I wanted to check in and say that I totally sympathize with your trust issues. Recently, I had a talk with my H about how his recent changes with cell phone activity have made me more confident about our R. H would never take cell calls in front of me (if he forgot to turn off his ringer). Now he is talking on the phone in front of me AND showed me a strange wrong # that called into his cell multiple times. This may seem like no big deal but believe me, in our R,it is HUGE!

I thanked him for doing this and why it was important to me, w/out going on too much about the person on the other line. In fact, I didn't even say her name. I just said "the issues I had with who might be calling you." That was enough because my H very well knows who I wouldn't want calling him.

I'm beginning to detach more from OW issues. It's been very hard but I think that I am finally seeing the forest through the trees. My H is the issue, solely. OW is just an unfortunate by-product of it all. Sucks that there are people out there that have such little regard for themselves or others but that's a given truth in this world.

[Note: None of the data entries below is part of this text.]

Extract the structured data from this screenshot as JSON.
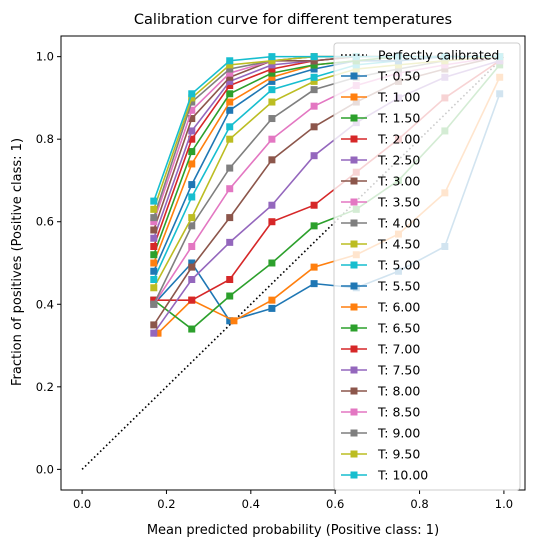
{
  "chart_data": {
    "type": "line",
    "title": "Calibration curve for different temperatures",
    "xlabel": "Mean predicted probability (Positive class: 1)",
    "ylabel": "Fraction of positives (Positive class: 1)",
    "xlim": [
      -0.05,
      1.05
    ],
    "ylim": [
      -0.05,
      1.05
    ],
    "x_ticks": [
      "0.0",
      "0.2",
      "0.4",
      "0.6",
      "0.8",
      "1.0"
    ],
    "y_ticks": [
      "0.0",
      "0.2",
      "0.4",
      "0.6",
      "0.8",
      "1.0"
    ],
    "legend_position": "right",
    "reference_line": {
      "name": "Perfectly calibrated",
      "x": [
        0,
        1
      ],
      "y": [
        0,
        1
      ],
      "style": "dotted",
      "color": "#000000"
    },
    "series": [
      {
        "name": "T: 0.50",
        "color": "#1f77b4",
        "x": [
          0.17,
          0.26,
          0.35,
          0.45,
          0.55,
          0.65,
          0.75,
          0.86,
          0.99
        ],
        "y": [
          0.4,
          0.5,
          0.36,
          0.39,
          0.45,
          0.44,
          0.48,
          0.54,
          0.91
        ]
      },
      {
        "name": "T: 1.00",
        "color": "#ff7f0e",
        "x": [
          0.18,
          0.26,
          0.36,
          0.45,
          0.55,
          0.65,
          0.75,
          0.86,
          0.99
        ],
        "y": [
          0.33,
          0.41,
          0.36,
          0.41,
          0.49,
          0.52,
          0.57,
          0.67,
          0.95
        ]
      },
      {
        "name": "T: 1.50",
        "color": "#2ca02c",
        "x": [
          0.17,
          0.26,
          0.35,
          0.45,
          0.55,
          0.65,
          0.75,
          0.86,
          0.99
        ],
        "y": [
          0.41,
          0.34,
          0.42,
          0.5,
          0.59,
          0.63,
          0.7,
          0.82,
          0.98
        ]
      },
      {
        "name": "T: 2.00",
        "color": "#d62728",
        "x": [
          0.17,
          0.26,
          0.35,
          0.45,
          0.55,
          0.65,
          0.75,
          0.86,
          0.99
        ],
        "y": [
          0.41,
          0.41,
          0.46,
          0.6,
          0.64,
          0.72,
          0.8,
          0.9,
          0.99
        ]
      },
      {
        "name": "T: 2.50",
        "color": "#9467bd",
        "x": [
          0.17,
          0.26,
          0.35,
          0.45,
          0.55,
          0.65,
          0.75,
          0.86,
          0.99
        ],
        "y": [
          0.33,
          0.46,
          0.55,
          0.64,
          0.76,
          0.84,
          0.9,
          0.95,
          0.99
        ]
      },
      {
        "name": "T: 3.00",
        "color": "#8c564b",
        "x": [
          0.17,
          0.26,
          0.35,
          0.45,
          0.55,
          0.65,
          0.75,
          0.86,
          0.99
        ],
        "y": [
          0.35,
          0.49,
          0.61,
          0.75,
          0.83,
          0.89,
          0.94,
          0.97,
          1.0
        ]
      },
      {
        "name": "T: 3.50",
        "color": "#e377c2",
        "x": [
          0.17,
          0.26,
          0.35,
          0.45,
          0.55,
          0.65,
          0.75,
          0.86,
          0.99
        ],
        "y": [
          0.4,
          0.54,
          0.68,
          0.8,
          0.88,
          0.93,
          0.96,
          0.98,
          1.0
        ]
      },
      {
        "name": "T: 4.00",
        "color": "#7f7f7f",
        "x": [
          0.17,
          0.26,
          0.35,
          0.45,
          0.55,
          0.65,
          0.75,
          0.86,
          0.99
        ],
        "y": [
          0.4,
          0.59,
          0.73,
          0.85,
          0.92,
          0.95,
          0.97,
          0.99,
          1.0
        ]
      },
      {
        "name": "T: 4.50",
        "color": "#bcbd22",
        "x": [
          0.17,
          0.26,
          0.35,
          0.45,
          0.55,
          0.65,
          0.75,
          0.86,
          0.99
        ],
        "y": [
          0.44,
          0.61,
          0.8,
          0.89,
          0.94,
          0.97,
          0.98,
          0.99,
          1.0
        ]
      },
      {
        "name": "T: 5.00",
        "color": "#17becf",
        "x": [
          0.17,
          0.26,
          0.35,
          0.45,
          0.55,
          0.65,
          0.75,
          0.86,
          0.99
        ],
        "y": [
          0.46,
          0.66,
          0.83,
          0.92,
          0.95,
          0.98,
          0.99,
          1.0,
          1.0
        ]
      },
      {
        "name": "T: 5.50",
        "color": "#1f77b4",
        "x": [
          0.17,
          0.26,
          0.35,
          0.45,
          0.55,
          0.65,
          0.75,
          0.86,
          0.99
        ],
        "y": [
          0.48,
          0.69,
          0.87,
          0.94,
          0.97,
          0.99,
          0.99,
          1.0,
          1.0
        ]
      },
      {
        "name": "T: 6.00",
        "color": "#ff7f0e",
        "x": [
          0.17,
          0.26,
          0.35,
          0.45,
          0.55,
          0.65,
          0.75,
          0.86,
          0.99
        ],
        "y": [
          0.5,
          0.74,
          0.89,
          0.95,
          0.98,
          0.99,
          1.0,
          1.0,
          1.0
        ]
      },
      {
        "name": "T: 6.50",
        "color": "#2ca02c",
        "x": [
          0.17,
          0.26,
          0.35,
          0.45,
          0.55,
          0.65,
          0.75,
          0.86,
          0.99
        ],
        "y": [
          0.52,
          0.77,
          0.91,
          0.96,
          0.98,
          0.99,
          1.0,
          1.0,
          1.0
        ]
      },
      {
        "name": "T: 7.00",
        "color": "#d62728",
        "x": [
          0.17,
          0.26,
          0.35,
          0.45,
          0.55,
          0.65,
          0.75,
          0.86,
          0.99
        ],
        "y": [
          0.54,
          0.8,
          0.93,
          0.97,
          0.99,
          1.0,
          1.0,
          1.0,
          1.0
        ]
      },
      {
        "name": "T: 7.50",
        "color": "#9467bd",
        "x": [
          0.17,
          0.26,
          0.35,
          0.45,
          0.55,
          0.65,
          0.75,
          0.86,
          0.99
        ],
        "y": [
          0.56,
          0.82,
          0.94,
          0.98,
          0.99,
          1.0,
          1.0,
          1.0,
          1.0
        ]
      },
      {
        "name": "T: 8.00",
        "color": "#8c564b",
        "x": [
          0.17,
          0.26,
          0.35,
          0.45,
          0.55,
          0.65,
          0.75,
          0.86,
          0.99
        ],
        "y": [
          0.58,
          0.85,
          0.95,
          0.99,
          0.99,
          1.0,
          1.0,
          1.0,
          1.0
        ]
      },
      {
        "name": "T: 8.50",
        "color": "#e377c2",
        "x": [
          0.17,
          0.26,
          0.35,
          0.45,
          0.55,
          0.65,
          0.75,
          0.86,
          0.99
        ],
        "y": [
          0.6,
          0.87,
          0.96,
          0.99,
          1.0,
          1.0,
          1.0,
          1.0,
          1.0
        ]
      },
      {
        "name": "T: 9.00",
        "color": "#7f7f7f",
        "x": [
          0.17,
          0.26,
          0.35,
          0.45,
          0.55,
          0.65,
          0.75,
          0.86,
          0.99
        ],
        "y": [
          0.61,
          0.89,
          0.97,
          0.99,
          1.0,
          1.0,
          1.0,
          1.0,
          1.0
        ]
      },
      {
        "name": "T: 9.50",
        "color": "#bcbd22",
        "x": [
          0.17,
          0.26,
          0.35,
          0.45,
          0.55,
          0.65,
          0.75,
          0.86,
          0.99
        ],
        "y": [
          0.63,
          0.9,
          0.98,
          0.99,
          1.0,
          1.0,
          1.0,
          1.0,
          1.0
        ]
      },
      {
        "name": "T: 10.00",
        "color": "#17becf",
        "x": [
          0.17,
          0.26,
          0.35,
          0.45,
          0.55,
          0.65,
          0.75,
          0.86,
          0.99
        ],
        "y": [
          0.65,
          0.91,
          0.99,
          1.0,
          1.0,
          1.0,
          1.0,
          1.0,
          1.0
        ]
      }
    ]
  }
}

If you read some of my last posts, you will see that I have begun to examine my OW feelings from another angle. I was as bad as OW in my past. I had no regard for myself or others. I treated myself horribly and hurt a number of people in the process. I'm beginning to understand that a majority of my anger towards OW is actually an extension of self-loathing. My goal is to clear that up immediately! OW can fend for herself.

Remember, these trust issues lie with our H's. These are their issues and their issues alone. Unfortuantely, being in love with them means that we need to deal with them but that does NOT mean we take them on as our own. Yesterday, I found my H had another online profile with some other online community. It was an old picture and going from that timeline, I can see that this was in place WAY before OW made her way into the pic. So, it really drove the point home that this is my H's problem and if it wasn't this OW it would have been another.

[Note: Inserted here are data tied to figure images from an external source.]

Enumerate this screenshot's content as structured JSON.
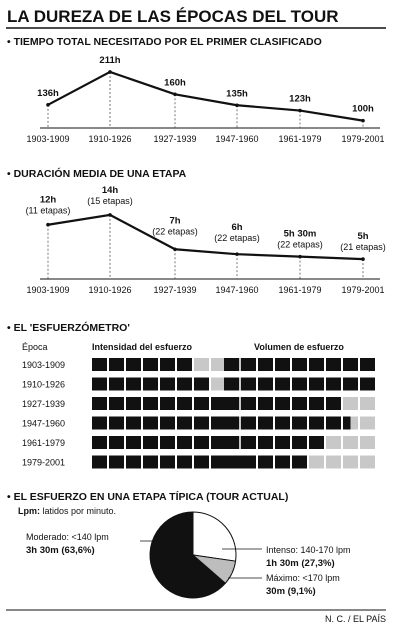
{
  "title": "LA DUREZA DE LAS ÉPOCAS DEL TOUR",
  "credit": "N. C. / EL PAÍS",
  "sections": {
    "s1": "• TIEMPO TOTAL NECESITADO POR EL PRIMER CLASIFICADO",
    "s2": "• DURACIÓN MEDIA DE UNA ETAPA",
    "s3": "• EL 'ESFUERZÓMETRO'",
    "s4": "• EL ESFUERZO EN UNA ETAPA TÍPICA (TOUR ACTUAL)"
  },
  "chart_data": [
    {
      "type": "line",
      "title": "TIEMPO TOTAL NECESITADO POR EL PRIMER CLASIFICADO",
      "categories": [
        "1903-1909",
        "1910-1926",
        "1927-1939",
        "1947-1960",
        "1961-1979",
        "1979-2001"
      ],
      "values": [
        136,
        211,
        160,
        135,
        123,
        100
      ],
      "value_labels": [
        "136h",
        "211h",
        "160h",
        "135h",
        "123h",
        "100h"
      ],
      "ylim": [
        90,
        220
      ]
    },
    {
      "type": "line",
      "title": "DURACIÓN MEDIA DE UNA ETAPA",
      "categories": [
        "1903-1909",
        "1910-1926",
        "1927-1939",
        "1947-1960",
        "1961-1979",
        "1979-2001"
      ],
      "values": [
        12,
        14,
        7,
        6,
        5.5,
        5
      ],
      "value_labels": [
        "12h",
        "14h",
        "7h",
        "6h",
        "5h 30m",
        "5h"
      ],
      "sub_labels": [
        "(11 etapas)",
        "(15 etapas)",
        "(22 etapas)",
        "(22 etapas)",
        "(22 etapas)",
        "(21 etapas)"
      ],
      "ylim": [
        4,
        15
      ]
    },
    {
      "type": "table",
      "title": "EL 'ESFUERZÓMETRO'",
      "col_header": "Época",
      "metrics": [
        "Intensidad del esfuerzo",
        "Volumen de esfuerzo"
      ],
      "max_blocks": 9,
      "rows": [
        {
          "epoca": "1903-1909",
          "intensidad": 6,
          "volumen": 9
        },
        {
          "epoca": "1910-1926",
          "intensidad": 7,
          "volumen": 9
        },
        {
          "epoca": "1927-1939",
          "intensidad": 8,
          "volumen": 7
        },
        {
          "epoca": "1947-1960",
          "intensidad": 8,
          "volumen": 7.5
        },
        {
          "epoca": "1961-1979",
          "intensidad": 8.5,
          "volumen": 6
        },
        {
          "epoca": "1979-2001",
          "intensidad": 9,
          "volumen": 5
        }
      ]
    },
    {
      "type": "pie",
      "title": "EL ESFUERZO EN UNA ETAPA TÍPICA (TOUR ACTUAL)",
      "note_bold": "Lpm:",
      "note_text": " latidos por minuto.",
      "slices": [
        {
          "name": "Moderado: <140 lpm",
          "value_text": "3h 30m (63,6%)",
          "value": 63.6,
          "color": "#111111"
        },
        {
          "name": "Intenso: 140-170 lpm",
          "value_text": "1h 30m (27,3%)",
          "value": 27.3,
          "color": "#ffffff"
        },
        {
          "name": "Máximo: <170 lpm",
          "value_text": "30m (9,1%)",
          "value": 9.1,
          "color": "#bdbdbd"
        }
      ]
    }
  ]
}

Going from my own past, I remember thinking during an affair I had with someone while in school that if it hadn't been me it would have been any one of the women in the dept. I recognized that this man needed to and was going to be with someone while he was going through what he was going through. (Don't ask why I was a willing participant. I'm already taking up too much space!) Sadly enough, I just happened to be the first in line of many girls. Point is, this is our H's way of dealing with challenging situations. What needs to happen is for us to be honest and clear-headed with ourselves about the entire sitch. I believe that will help us to be compassionate and intelligent about how to move forward with our R's.